Detak-Palembang.com PALEMBANG – Walikota Palembang Harnojoyo dan Direktur Jenderal Energi Baru Terbarukan dan Konservasi Energi (EBTKE) Kementerian ESDM  FX Sutijastoto MA melakukan penandatanganan kesepahaman bersama (MoU) peningkatan Pembangkit Listrik Tenaga Sampah (PLTSa) Sukawinatan. Disaat bersamaan juga dilakukan penandatanganan perjanjian kerjasama pengelolaan PLTSa Sukawinatan antara Ditjen EBTKE, Pemerintah Kota Palembang dan PT NW Resources, Rabu (28/8), di Kantor Ditjen EBTKE.

Harnojoyo berharap PLTSa tersebut dapat segera dioperasikan, sehingga mininal dapat menerangi lingkungan sekitar. Beroperasinya PLTSa tersebut juga aka memotivasi Pemkot Palembang dalam menangani persoalan sampah.

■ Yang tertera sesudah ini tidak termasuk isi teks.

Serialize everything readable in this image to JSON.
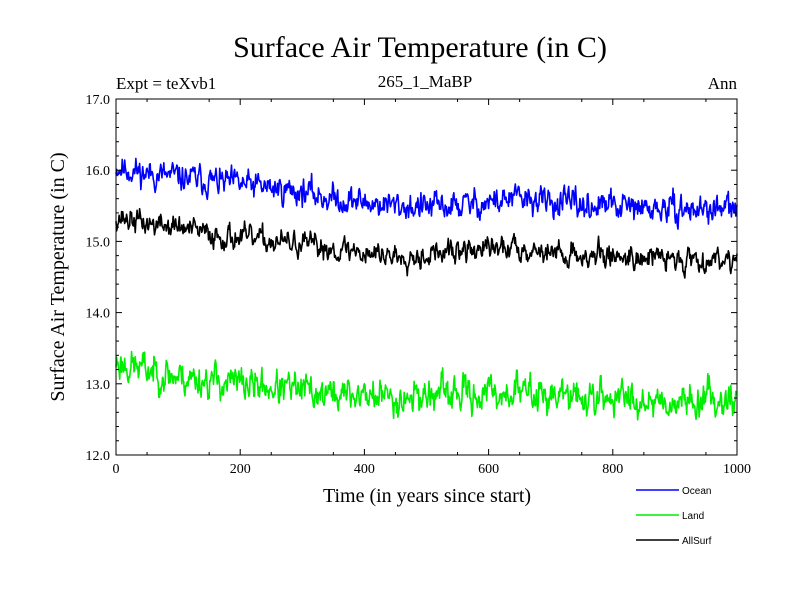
{
  "chart_data": {
    "type": "line",
    "title": "Surface Air Temperature (in C)",
    "subtitle_left": "Expt = teXvb1",
    "subtitle_center": "265_1_MaBP",
    "subtitle_right": "Ann",
    "xlabel": "Time (in years since start)",
    "ylabel": "Surface Air Temperature (in C)",
    "xlim": [
      0,
      1000
    ],
    "ylim": [
      12.0,
      17.0
    ],
    "xticks": [
      0,
      200,
      400,
      600,
      800,
      1000
    ],
    "xtick_labels": [
      "0",
      "200",
      "400",
      "600",
      "800",
      "1000"
    ],
    "yticks": [
      12.0,
      13.0,
      14.0,
      15.0,
      16.0,
      17.0
    ],
    "ytick_labels": [
      "12.0",
      "13.0",
      "14.0",
      "15.0",
      "16.0",
      "17.0"
    ],
    "legend_position": "bottom-right",
    "series": [
      {
        "name": "Ocean",
        "color": "#0000ff",
        "trend_x": [
          0,
          50,
          100,
          150,
          200,
          250,
          300,
          350,
          400,
          450,
          500,
          550,
          600,
          650,
          700,
          750,
          800,
          850,
          900,
          950,
          1000
        ],
        "trend_y": [
          16.05,
          15.95,
          15.9,
          15.85,
          15.8,
          15.75,
          15.7,
          15.6,
          15.55,
          15.5,
          15.48,
          15.5,
          15.55,
          15.6,
          15.55,
          15.5,
          15.5,
          15.45,
          15.45,
          15.45,
          15.45
        ],
        "noise_amplitude": 0.14,
        "seed": 11
      },
      {
        "name": "Land",
        "color": "#00ee00",
        "trend_x": [
          0,
          50,
          100,
          150,
          200,
          250,
          300,
          350,
          400,
          450,
          500,
          550,
          600,
          650,
          700,
          750,
          800,
          850,
          900,
          950,
          1000
        ],
        "trend_y": [
          13.3,
          13.2,
          13.1,
          13.05,
          13.0,
          12.95,
          12.9,
          12.85,
          12.85,
          12.8,
          12.85,
          12.85,
          12.85,
          12.9,
          12.85,
          12.8,
          12.8,
          12.8,
          12.75,
          12.8,
          12.8
        ],
        "noise_amplitude": 0.17,
        "seed": 23
      },
      {
        "name": "AllSurf",
        "color": "#000000",
        "trend_x": [
          0,
          50,
          100,
          150,
          200,
          250,
          300,
          350,
          400,
          450,
          500,
          550,
          600,
          650,
          700,
          750,
          800,
          850,
          900,
          950,
          1000
        ],
        "trend_y": [
          15.35,
          15.25,
          15.2,
          15.1,
          15.05,
          15.0,
          14.95,
          14.9,
          14.85,
          14.8,
          14.82,
          14.85,
          14.9,
          14.92,
          14.85,
          14.8,
          14.8,
          14.78,
          14.75,
          14.75,
          14.78
        ],
        "noise_amplitude": 0.12,
        "seed": 37
      }
    ]
  }
}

“Dalam sehari Palembang menghasilkan 120 ton sampah, dan hanya bisa ditangani 60 ton karena belum optimalnya penanganan di sektor hilir dan pola kebiasaan masyarakat. Keberadaan PLTSa ini diharapkan mampu menjadi motivasi dan solusi peningkatan penanganan sampah di Palembang,” ujarnya.

Sementara Direktur Jenderal EBTKE FX Sutijastoto mengaku, PLTSa hanyalah sarana dalam mengefisienkan penanganan sampah. Optimalisasi penanganan sampah juga bergantung pada karakteristik serta andil masyarakat.

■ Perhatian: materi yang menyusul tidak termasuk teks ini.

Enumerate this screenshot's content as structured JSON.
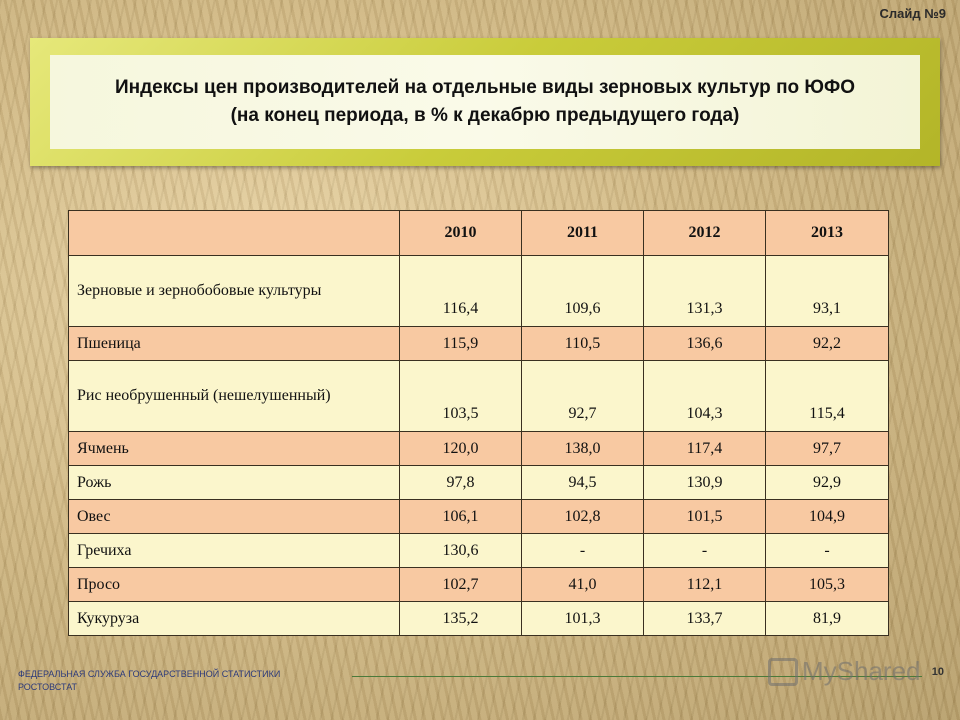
{
  "slide_label": "Слайд №9",
  "title": {
    "line1": "Индексы цен производителей на отдельные виды зерновых культур  по ЮФО",
    "line2": "(на конец периода, в % к декабрю предыдущего года)"
  },
  "table": {
    "headers": [
      "",
      "2010",
      "2011",
      "2012",
      "2013"
    ],
    "rows": [
      {
        "name": "Зерновые и зернобобовые культуры",
        "values": [
          "116,4",
          "109,6",
          "131,3",
          "93,1"
        ]
      },
      {
        "name": "Пшеница",
        "values": [
          "115,9",
          "110,5",
          "136,6",
          "92,2"
        ]
      },
      {
        "name": "Рис необрушенный (нешелушенный)",
        "values": [
          "103,5",
          "92,7",
          "104,3",
          "115,4"
        ]
      },
      {
        "name": "Ячмень",
        "values": [
          "120,0",
          "138,0",
          "117,4",
          "97,7"
        ]
      },
      {
        "name": "Рожь",
        "values": [
          "97,8",
          "94,5",
          "130,9",
          "92,9"
        ]
      },
      {
        "name": "Овес",
        "values": [
          "106,1",
          "102,8",
          "101,5",
          "104,9"
        ]
      },
      {
        "name": "Гречиха",
        "values": [
          "130,6",
          "-",
          "-",
          "-"
        ]
      },
      {
        "name": "Просо",
        "values": [
          "102,7",
          "41,0",
          "112,1",
          "105,3"
        ]
      },
      {
        "name": "Кукуруза",
        "values": [
          "135,2",
          "101,3",
          "133,7",
          "81,9"
        ]
      }
    ]
  },
  "footer": {
    "org_line1": "ФЕДЕРАЛЬНАЯ СЛУЖБА ГОСУДАРСТВЕННОЙ СТАТИСТИКИ",
    "org_line2": "РОСТОВСТАТ",
    "page_number": "10"
  },
  "watermark": {
    "text": "MyShared",
    "icon": "presentation-icon"
  },
  "colors": {
    "header_bg": "#f8c9a2",
    "row_peach": "#f8c9a2",
    "row_cream": "#fbf6cc",
    "frame": "#c9cc3a"
  }
}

“Penanganan sampah ini harus mensinergikan seluruh pemangku kepentingan. Apalagi ada nilai-nilai energi baru dalam pengolahan sampah ini yang harus dilakukan secara berkelanjutan,” ujarnya.

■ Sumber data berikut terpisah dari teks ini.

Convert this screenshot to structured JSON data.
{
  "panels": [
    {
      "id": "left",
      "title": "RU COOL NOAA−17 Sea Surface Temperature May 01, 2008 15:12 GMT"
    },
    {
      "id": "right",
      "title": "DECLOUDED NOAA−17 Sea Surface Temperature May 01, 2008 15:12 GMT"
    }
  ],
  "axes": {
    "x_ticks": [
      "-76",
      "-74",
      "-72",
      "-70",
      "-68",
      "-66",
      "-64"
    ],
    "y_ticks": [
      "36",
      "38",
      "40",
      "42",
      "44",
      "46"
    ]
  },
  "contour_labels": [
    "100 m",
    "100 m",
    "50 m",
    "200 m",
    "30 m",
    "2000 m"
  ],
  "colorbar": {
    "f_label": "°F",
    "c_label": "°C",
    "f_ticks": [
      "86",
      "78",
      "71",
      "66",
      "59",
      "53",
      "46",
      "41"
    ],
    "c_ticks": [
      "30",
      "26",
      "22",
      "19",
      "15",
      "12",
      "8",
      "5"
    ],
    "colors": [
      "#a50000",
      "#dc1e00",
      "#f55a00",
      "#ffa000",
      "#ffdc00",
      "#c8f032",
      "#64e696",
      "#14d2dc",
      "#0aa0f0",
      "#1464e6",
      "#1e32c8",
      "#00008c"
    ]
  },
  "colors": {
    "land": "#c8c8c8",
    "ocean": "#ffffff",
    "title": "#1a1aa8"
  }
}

Dirinya berharap, keberadaan PLTSa Sukawinatan ini dapat memberikan nilai tambah secara ekonomi terhadap lingkungan sekitar. Setelah MoU ini dirinya berharap, Pemerintah Kota Palembang dapat terus menjalin komunikasi terkait potensi energi terbarukan di Palembang.

Dijelaskan, seiring dengan perkembangan teknologi, dilakukan berbgaai upaya untuk mereduce sampah dengan memanfaatkan fasilitas yang ada sehingga bisa menghasilkan listrik sebesar 500 KWH. Bila nanti sudah tercapai optimal akan dilakukan serah terima PLTSa dan pengoperasian PLTSa agar segera dpat dinikmati masyarakat.